I’ve tried to simulate failover scenario for RDS. I used this instruction. During failover UI was available but I noticed that even after DB came back to live (12:17:51 PM UTC - 12:18:22 PM UTC) state history wasn’t available in UI.

In the history logs:

{"level":"error","ts":"2022-09-19T12:33:20.374Z","msg":"Processor unable to retrieve tasks","shard-id":498,"address":"10.1.123.123:7234","component":"visibility-queue-processor","error":"GetVisibilityTasks operation failed. Select failed. Error: read tcp 10.1.123.123:57486->10.1.123.123:5432: read: connection timed out","logging-call-at":"queueProcessorBase.go:235","stacktrace":"go.temporal.io/server/common/log.(*zapLogger).Error\n\t/home/builder/temporal/common/log/zap_logger.go:142\ngo.temporal.io/server/service/history.(*queueProcessorBase).processBatch\n\t/home/builder/temporal/service/history/queueProcessorBase.go:235\ngo.temporal.io/server/service/history.(*queueProcessorBase).processorPump\n\t/home/builder/temporal/service/history/queueProcessorBase.go:199"}

Once I delete history pod - everything works. Is it expected behavior?

Does RDS DB failover use async replication? Then it is not consistent and cannot be used with Temporal, which requires a fully consistent DB.

Hello Maxim. According to AWS docs it uses synchronous replication.

When you have Multi-AZ deployment, Amazon Relational Database Service (Amazon RDS) provisions one primary and one standby DB instance with synchronous physical replication of Amazon Elastic Block Store (Amazon EBS) storage for high availability and failover without data loss.

@maxim any thoughts here?

@maxim hey. I double checked the AWS RDS documentation and it describes failover process as following:

Failover is automatically handled by Amazon RDS so that you can resume database operations as quickly as possible without administrative intervention. When failing over, Amazon RDS simply flips the canonical name record (CNAME) for your DB instance to point at the standby, which is in turn promoted to become the new primary. We encourage you to follow best practices and implement database connection retry at the application layer.
Failovers, as defined by the interval between the detection of the failure on the primary and the resumption of transactions on the standby, typically complete within one to two minutes. Failover time can also be affected by whether large uncommitted transactions must be recovered; the use of adequately large instance types is recommended with Multi-AZ for best results. AWS also recommends the use of Provisioned IOPS with Multi-AZ instances, for fast, predictable, and consistent throughput performance.
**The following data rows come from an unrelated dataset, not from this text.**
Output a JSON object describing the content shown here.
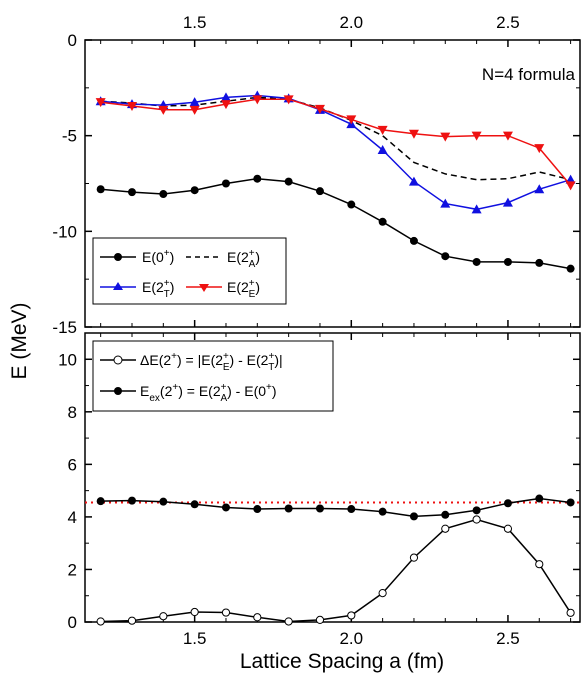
{
  "chart_data": [
    {
      "type": "line",
      "panel": "top",
      "annotation": "N=4 formula",
      "xlim": [
        1.15,
        2.73
      ],
      "ylim": [
        -15,
        0
      ],
      "yticks": [
        0,
        -5,
        -10,
        -15
      ],
      "xticks": [
        1.5,
        2.0,
        2.5
      ],
      "xtick_labels": [
        "1.5",
        "2.0",
        "2.5"
      ],
      "ytick_labels": [
        "0",
        "-5",
        "-10",
        "-15"
      ],
      "x": [
        1.2,
        1.3,
        1.4,
        1.5,
        1.6,
        1.7,
        1.8,
        1.9,
        2.0,
        2.1,
        2.2,
        2.3,
        2.4,
        2.5,
        2.6,
        2.7
      ],
      "series": [
        {
          "key": "E0",
          "legend_main": "E(0",
          "legend_sup": "+",
          "legend_tail": ")",
          "color": "#000000",
          "marker": "filled-circle",
          "line": "solid",
          "values": [
            -7.8,
            -7.95,
            -8.05,
            -7.85,
            -7.5,
            -7.25,
            -7.4,
            -7.9,
            -8.6,
            -9.5,
            -10.5,
            -11.3,
            -11.6,
            -11.6,
            -11.65,
            -11.95
          ]
        },
        {
          "key": "E2A",
          "legend_main": "E(2",
          "legend_sup": "+",
          "legend_sub": "A",
          "legend_tail": ")",
          "color": "#000000",
          "marker": "none",
          "line": "dashed",
          "values": [
            -3.2,
            -3.3,
            -3.45,
            -3.4,
            -3.2,
            -3.0,
            -3.1,
            -3.55,
            -4.2,
            -5.0,
            -6.4,
            -7.0,
            -7.3,
            -7.25,
            -6.9,
            -7.3
          ]
        },
        {
          "key": "E2T",
          "legend_main": "E(2",
          "legend_sup": "+",
          "legend_sub": "T",
          "legend_tail": ")",
          "color": "#1010e0",
          "marker": "up-triangle",
          "line": "solid",
          "values": [
            -3.2,
            -3.35,
            -3.4,
            -3.25,
            -3.0,
            -2.9,
            -3.05,
            -3.65,
            -4.4,
            -5.75,
            -7.4,
            -8.55,
            -8.85,
            -8.5,
            -7.8,
            -7.3
          ]
        },
        {
          "key": "E2E",
          "legend_main": "E(2",
          "legend_sup": "+",
          "legend_sub": "E",
          "legend_tail": ")",
          "color": "#ee1111",
          "marker": "down-triangle",
          "line": "solid",
          "values": [
            -3.25,
            -3.45,
            -3.65,
            -3.65,
            -3.35,
            -3.1,
            -3.1,
            -3.6,
            -4.15,
            -4.7,
            -4.9,
            -5.05,
            -5.0,
            -5.0,
            -5.65,
            -7.6
          ]
        }
      ]
    },
    {
      "type": "line",
      "panel": "bottom",
      "xlabel": "Lattice Spacing a (fm)",
      "ylabel": "E (MeV)",
      "xlim": [
        1.15,
        2.73
      ],
      "ylim": [
        0,
        11
      ],
      "yticks": [
        0,
        2,
        4,
        6,
        8,
        10
      ],
      "xticks": [
        1.5,
        2.0,
        2.5
      ],
      "xtick_labels": [
        "1.5",
        "2.0",
        "2.5"
      ],
      "ytick_labels": [
        "0",
        "2",
        "4",
        "6",
        "8",
        "10"
      ],
      "reference_line": {
        "y": 4.55,
        "color": "#ee1111",
        "style": "dotted"
      },
      "x": [
        1.2,
        1.3,
        1.4,
        1.5,
        1.6,
        1.7,
        1.8,
        1.9,
        2.0,
        2.1,
        2.2,
        2.3,
        2.4,
        2.5,
        2.6,
        2.7
      ],
      "series": [
        {
          "key": "dE",
          "legend_text": "ΔE(2⁺) = |E(2⁺E) - E(2⁺T)|",
          "color": "#000000",
          "marker": "open-circle",
          "line": "solid",
          "values": [
            0.02,
            0.05,
            0.22,
            0.38,
            0.36,
            0.18,
            0.02,
            0.08,
            0.25,
            1.1,
            2.45,
            3.55,
            3.9,
            3.55,
            2.2,
            0.35
          ]
        },
        {
          "key": "Eex",
          "legend_text": "Eex(2⁺) = E(2⁺A) - E(0⁺)",
          "color": "#000000",
          "marker": "filled-circle",
          "line": "solid",
          "values": [
            4.6,
            4.62,
            4.58,
            4.48,
            4.36,
            4.3,
            4.32,
            4.32,
            4.3,
            4.2,
            4.02,
            4.08,
            4.25,
            4.52,
            4.7,
            4.55
          ]
        }
      ]
    }
  ],
  "legend_top": {
    "row1_left": {
      "main": "E(0",
      "sup": "+",
      "tail": ")"
    },
    "row1_right": {
      "main": "E(2",
      "sup": "+",
      "sub": "A",
      "tail": ")"
    },
    "row2_left": {
      "main": "E(2",
      "sup": "+",
      "sub": "T",
      "tail": ")"
    },
    "row2_right": {
      "main": "E(2",
      "sup": "+",
      "sub": "E",
      "tail": ")"
    }
  },
  "legend_bottom": {
    "row1": {
      "p1": "ΔE(2",
      "sup1": "+",
      "p2": ") = |E(2",
      "sup2": "+",
      "sub2": "E",
      "p3": ") - E(2",
      "sup3": "+",
      "sub3": "T",
      "p4": ")|"
    },
    "row2": {
      "p1": "E",
      "sub1": "ex",
      "p2": "(2",
      "sup2": "+",
      "p3": ") = E(2",
      "sup3": "+",
      "sub3": "A",
      "p4": ") - E(0",
      "sup4": "+",
      "p5": ")"
    }
  }
}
Could you tell if we have some automatic retries in the history service?

What’s the Temporal server version you are using? Did you use helm charts to deploy the server onto EKS?

I tried two tests with 1.17.5 and 1.8.0 with postgres 13

  1. postgres running locally, stopped db and started it back up, temporal was able to recover
  2. postgres running on docker container, stopped container and started it back up and temporal was again able to recover and reconnect

Believe there is connection retries with the sql driver but i don’t know enough about RDS to know if there are any config options that might be preventing the connection to be re-established. Also would check possible issues between EKS and RDS

Could you share all history pod logs when you initiate the RDS failover?
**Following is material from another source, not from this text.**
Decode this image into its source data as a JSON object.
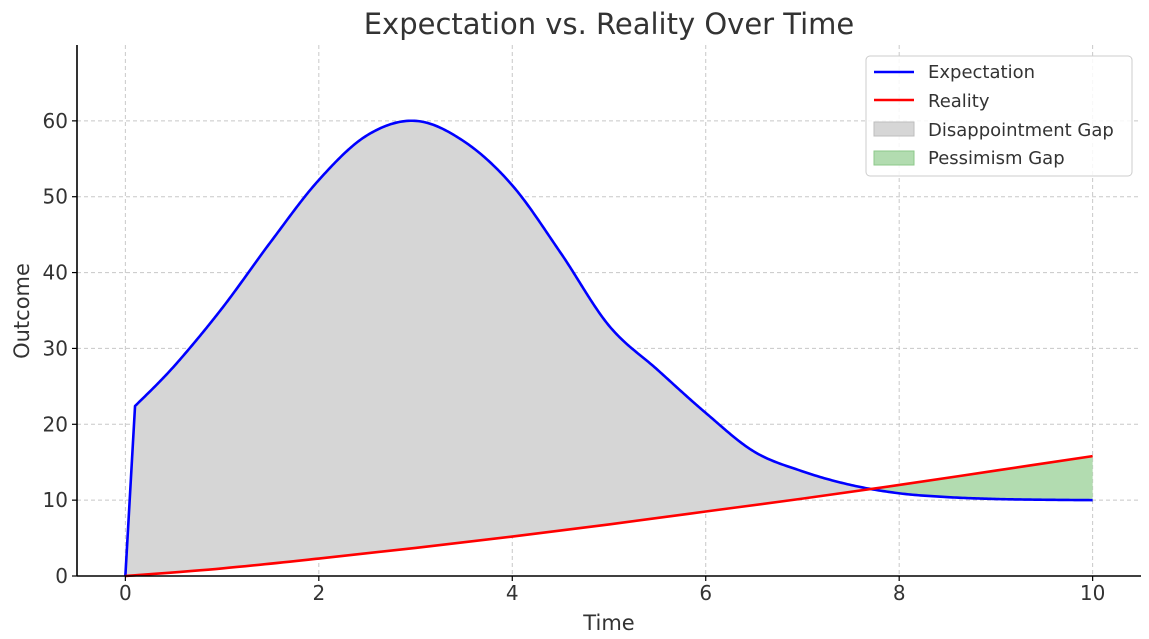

Everything was updated to temporalio/server:1.18.0. During the failover operation AWS changes the DNS record that points to the master instance. I checked it several times - the change propagated within 30-60 seconds with no issues. I don’t think that during failover operation some network issues appeared between EKS and RDS.
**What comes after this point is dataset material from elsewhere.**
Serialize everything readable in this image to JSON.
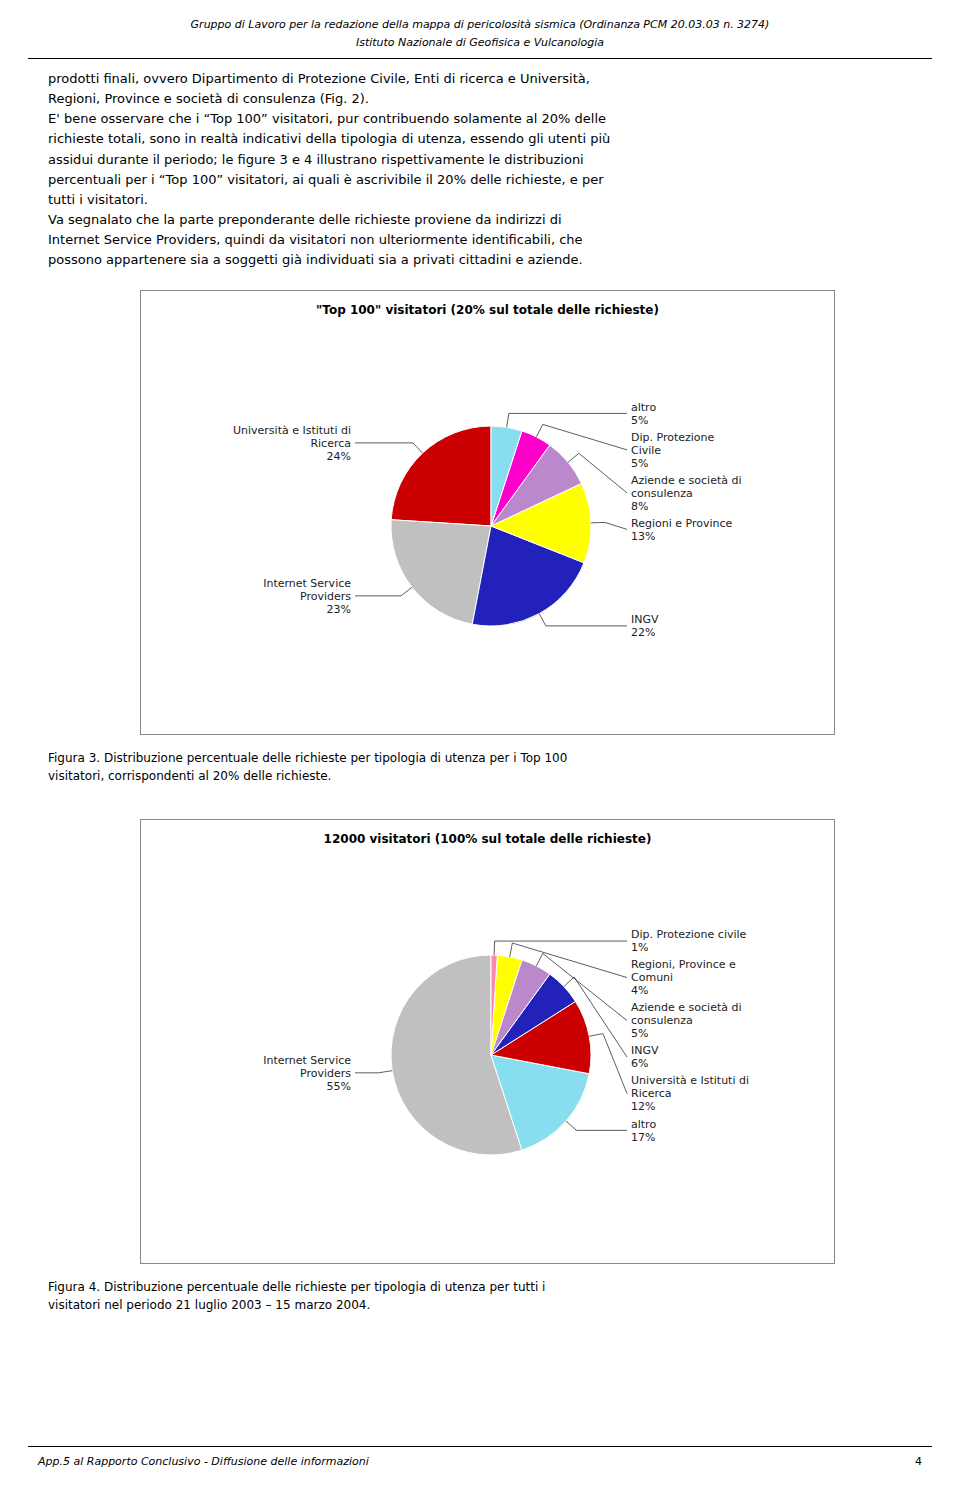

Logs are attached in the thread in Slack.

Thanks for the info,
for the history logs that you shared for the two minutes between
2022-10-03T15:34:25.928Z
and
2022-10-03T15:36:51.189Z

it does look like on Temporal side connection failures are being retried (looks as almost every second) and keep failing as you mentioned with
Failed to commit transaction. Error: read tcp 10.1.124.51:52656->10.1.182.110:5432: read: connection

From frontend logs i see

Unable to call matching.PollWorkflowTaskQueue.","service":"frontend","wf-task-queue-name":"/_sys/default-worker-tq/2","timeout":"1m9.999771355s","error":"context deadline exceeded",

and

Operation failed with internal error.","error":"ListClusterMetadata operation failed. Failed to get cluster metadata rows. Error: dial tcp 10.1.182.110:5432: connect: connection timed out"

assume that your db connectAddr is 10.1.182.110:5432 right?

During the failover operation AWS changes the DNS record that points to the master instance

So I don’t know details about rds, but this seems could be the issue, is there some proxy you could configure the connection address to that could help with dns record updates?

DNS record was updated within 30seconds. Inside the temporal’s history pod I can see that DNS record changed to the new one. I’ve tried to do a failover again and it seems to be self-restored after 15mins.

Could you briefly describe what are the steps for this operation GetOrCreateShard? And why it can fail?